ETA: I agree there’s a fundamental asymmetry between “costs” and “benefits” here, but this is in fact analogous to how we treat human actions. We do not generally let people cause mass casualty events because their other work has benefits, even if those benefits are arguably “larger” than the harms.
This still requires that an ordinary person wouldn’t have been able to access the relevant information without the covered model (including with the help of non-covered models, which are accessible to ordinary people). In other words, I think this is wrong:
The bill’s text does not constrain the exclusion to information not “known” by an ordinary person, but to information not “publicly accessible” to an ordinary person. That’s a much higher bar given the existence of already quite powerful[1] non-covered models, which make nearly all the information that’s out there available to ordinary people. It looks almost as if it requires the covered model to be doing novel intellectual labor, which is load-bearing for the harm that was caused.
You analogy fails for another reason: an LLM is not a youtuber. If that youtuber was doing personalized 1:1 instruction with many people, one of whom went on to make a novel bioweapon that caused hudreds of millions of dollars of damage, it would be reasonable to check that the youtuber was not actually a co-conspirator, or even using some random schmuck as a patsy.

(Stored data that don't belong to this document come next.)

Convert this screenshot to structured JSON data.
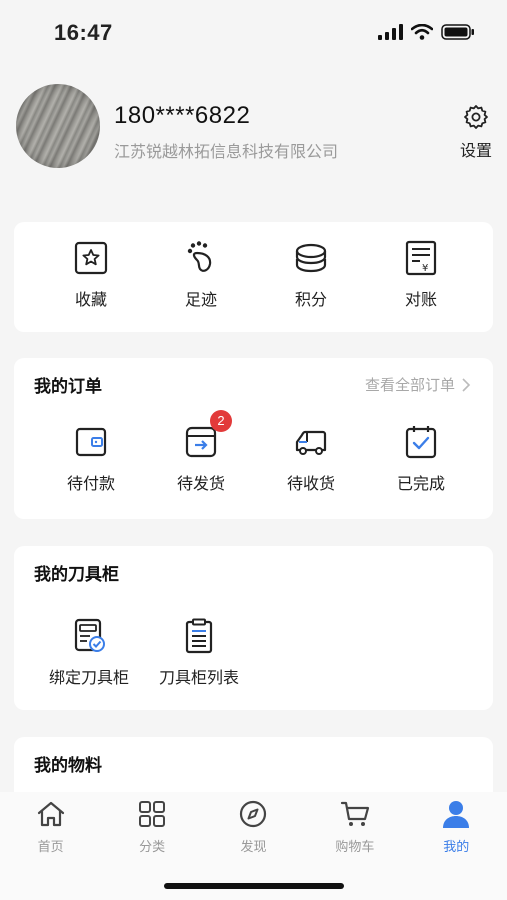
{
  "status_bar": {
    "time": "16:47"
  },
  "profile": {
    "phone": "180****6822",
    "company": "江苏锐越林拓信息科技有限公司",
    "settings_label": "设置"
  },
  "quick_actions": [
    {
      "label": "收藏",
      "icon": "star-box-icon"
    },
    {
      "label": "足迹",
      "icon": "footprint-icon"
    },
    {
      "label": "积分",
      "icon": "coins-icon"
    },
    {
      "label": "对账",
      "icon": "statement-icon"
    }
  ],
  "orders": {
    "title": "我的订单",
    "view_all": "查看全部订单",
    "items": [
      {
        "label": "待付款",
        "icon": "wallet-icon"
      },
      {
        "label": "待发货",
        "icon": "ship-box-icon",
        "badge": "2"
      },
      {
        "label": "待收货",
        "icon": "truck-icon"
      },
      {
        "label": "已完成",
        "icon": "calendar-check-icon"
      }
    ]
  },
  "cabinet": {
    "title": "我的刀具柜",
    "items": [
      {
        "label": "绑定刀具柜",
        "icon": "bind-cabinet-icon"
      },
      {
        "label": "刀具柜列表",
        "icon": "cabinet-list-icon"
      }
    ]
  },
  "materials": {
    "title": "我的物料"
  },
  "tabbar": {
    "accent": "#3b7ee8",
    "tabs": [
      {
        "label": "首页",
        "icon": "home-icon",
        "active": false
      },
      {
        "label": "分类",
        "icon": "grid-icon",
        "active": false
      },
      {
        "label": "发现",
        "icon": "compass-icon",
        "active": false
      },
      {
        "label": "购物车",
        "icon": "cart-icon",
        "active": false
      },
      {
        "label": "我的",
        "icon": "person-icon",
        "active": true
      }
    ]
  }
}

Maybe it turns out the random schmuck was in fact the driving force behind everything, but we find chat logs like this:
Schmuck: “Hey, youtuber, help me design [extremely dangerous bioweapon]!”
Youtuber: “Haha, sure thing! Here are step-by-step instructions.”
Schmuck: “Great! Now help me design a release plan.”
Youtuber: “Of course! Here’s what you need to do for maximum coverage.”
We would correctly throw the book at the youtuber. (Heck, we’d probably do that for providing critical assistance with either step, nevermind both.) What does throwing the book at an LLM look like?
Also, I observe that we do not live in a world where random laypeople frequently watch youtube videos (or consume other static content) and then go on to commit large-scale CBRN attacks. In fact, I’m not sure there’s ever been a case of a layperson carrying out such an attack without the active assistance of domain experts for the “hard parts”. This might have been less true of cyber attacks a few decades ago; some early computer viruses were probably written by relative amateurs and caused a lot of damage. Software security just really sucked. I would pretty surprised if it were still possible for a layperson to do something similar today, without doing enough upskilling that they no longer meaningfully counted as a layperson by the time they’re done.
And so if a few years from now a layperson does a lot of damage by one of these mechanisms, that will be a departure from the current status quo, where the laypeople who are at all motivated to cause that kind of damage are empirically unable to do so without professional assistance. Maybe the departure will turn out to be a dramatic increase in the number of laypeople so motivated, or maybe it turns out we live in the unhappy world where it’s very easy to cause that kind of damage (and we’ve just been unreasonably lucky so far). But I’d bet against those.
ETA: I agree there’s a fundamental asymmetry between “costs” and “benefits” here, but this is in fact analogous to how we treat human actions. We do not generally let people cause mass casualty events because their other work has benefits, even if those benefits are arguably “larger” than the harms.
In terms of summarizing, distilling, and explaining humanity’s existing knowledge.